Rosas volvió al gobierno en abril de 1835 en un país sacudido por el asesinato de Facundo Quiroga y donde recrudecía la violencia política. Después de ser designado por la Legislatura, el Restaurador recibió el respaldo popular a través de un plebiscito.

Con plenos poderes y un liderazgo imponente, Juan Manuel gobernaría hasta 1852, cuando fue derrotado en la Batalla de Caseros. A su lado, como mujer y como militante política, estuvo Encarnación, ya proclamada “Heroína de la Federación”.

Pero la muerte no entiende de amores, oportunidad ni títulos y le arrebató la vida el 20 de octubre de 1838. Encarnación Ezcurra solo tenía 43 años, 25 de los cuales compartió con Juan Manuel de Rosas.

Los restos de Encarnación fueron acompañados por unas 25.000 personas, la mitad de la población porteña de aquel entonces.

Cuando Juan Manuel supo de la muerte de su esposa se encerró con el cadáver y, sosteniéndola en brazos, lloró en soledad. Los funerales se convirtieron en un acto político y popular sin precedentes.
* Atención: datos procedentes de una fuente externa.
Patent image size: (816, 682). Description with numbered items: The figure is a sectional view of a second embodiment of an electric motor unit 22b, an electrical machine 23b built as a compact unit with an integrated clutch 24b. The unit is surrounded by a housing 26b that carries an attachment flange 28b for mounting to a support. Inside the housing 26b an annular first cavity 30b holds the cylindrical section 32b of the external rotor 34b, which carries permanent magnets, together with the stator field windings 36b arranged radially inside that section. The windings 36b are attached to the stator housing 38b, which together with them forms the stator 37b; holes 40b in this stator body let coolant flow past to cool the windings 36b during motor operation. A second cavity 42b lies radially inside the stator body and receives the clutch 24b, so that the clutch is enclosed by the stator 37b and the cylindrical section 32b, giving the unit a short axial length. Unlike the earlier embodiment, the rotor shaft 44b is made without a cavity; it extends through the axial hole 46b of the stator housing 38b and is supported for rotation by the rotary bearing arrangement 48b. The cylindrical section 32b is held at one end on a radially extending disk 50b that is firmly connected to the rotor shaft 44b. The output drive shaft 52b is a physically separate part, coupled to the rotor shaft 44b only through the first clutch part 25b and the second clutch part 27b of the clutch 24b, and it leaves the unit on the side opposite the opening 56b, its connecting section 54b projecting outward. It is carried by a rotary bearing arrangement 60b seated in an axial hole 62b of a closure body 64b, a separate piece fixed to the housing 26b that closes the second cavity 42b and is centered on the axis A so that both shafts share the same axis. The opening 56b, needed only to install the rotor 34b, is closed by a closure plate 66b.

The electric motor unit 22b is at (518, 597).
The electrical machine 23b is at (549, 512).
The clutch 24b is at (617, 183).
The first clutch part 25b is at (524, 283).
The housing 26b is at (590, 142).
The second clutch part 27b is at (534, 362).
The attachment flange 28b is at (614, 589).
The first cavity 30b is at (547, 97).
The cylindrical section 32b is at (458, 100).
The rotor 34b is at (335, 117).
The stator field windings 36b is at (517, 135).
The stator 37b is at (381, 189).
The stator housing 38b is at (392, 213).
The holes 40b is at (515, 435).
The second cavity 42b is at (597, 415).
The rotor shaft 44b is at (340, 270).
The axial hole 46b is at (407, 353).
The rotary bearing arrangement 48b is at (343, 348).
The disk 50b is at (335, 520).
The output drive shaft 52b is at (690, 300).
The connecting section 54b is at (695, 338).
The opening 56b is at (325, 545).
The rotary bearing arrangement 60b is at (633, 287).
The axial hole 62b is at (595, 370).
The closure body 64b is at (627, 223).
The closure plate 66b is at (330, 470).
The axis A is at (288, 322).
El cortejo fúnebre unió el Fuerte de Buenos Aires (sede del gobierno y ubicado en el mismo sitio que hoy ocupa la Casa Rosada) con el Convento de San Francisco (hoy Belgrano y Defensa), del cual Encarnación era devota.

“PARECÍA DORMIDA”

En 1925 la familia de Ortiz de Rosas decidió trasladar el cuerpo de Encarnación Ezcurra del mausoleo Máximo Terrero a la bóveda que poseía en el cementerio de la Recoleta. Pero las cosas no ocurrieron como se esperaba. Después de 87 años el cuerpo estaba intacto.

“Al abrirse el ataúd vimos que el cuerpo de doña Encarnación estaba intacto, incorrupto, tal como si acabara de morir. Los cabellos, la piel de la cara y de las manos, conservaban su integridad, lo mismo que el resto del cuerpo”, contó años más tarde el obispo Marcos Ezcurra, presente en la ceremonia. “Si parecía dormida”, asumió el religioso.

“Hasta las flores secas podían reconocerse con facilidad. Muchos parientes se llevaron, como recuerdo, algunas… No pudo utilizarse la urna para sus despojos. El cadáver fue inhumado por segunda vez, tal como estaba… Allí, a través del cristal, puede verse el rostro intacto todavía”, recordó.

El cuerpo fue acompañado por unas 25.000 personas, la mitad de la población porteña de aquel entonces. Juan Manuel dispuso dos años de luto. Él todavía tenía un largo camino por delante. Pero ahora debió recorrerlo en soledad.

Rosas moriría el 14 de marzo de 1877, casi 40 años después que Encarnación, en el exilio inglés y con su hija Manuelita al lado. Una mujer, otra mujer, que lo acompañó en su apuesta por cambiar la historia.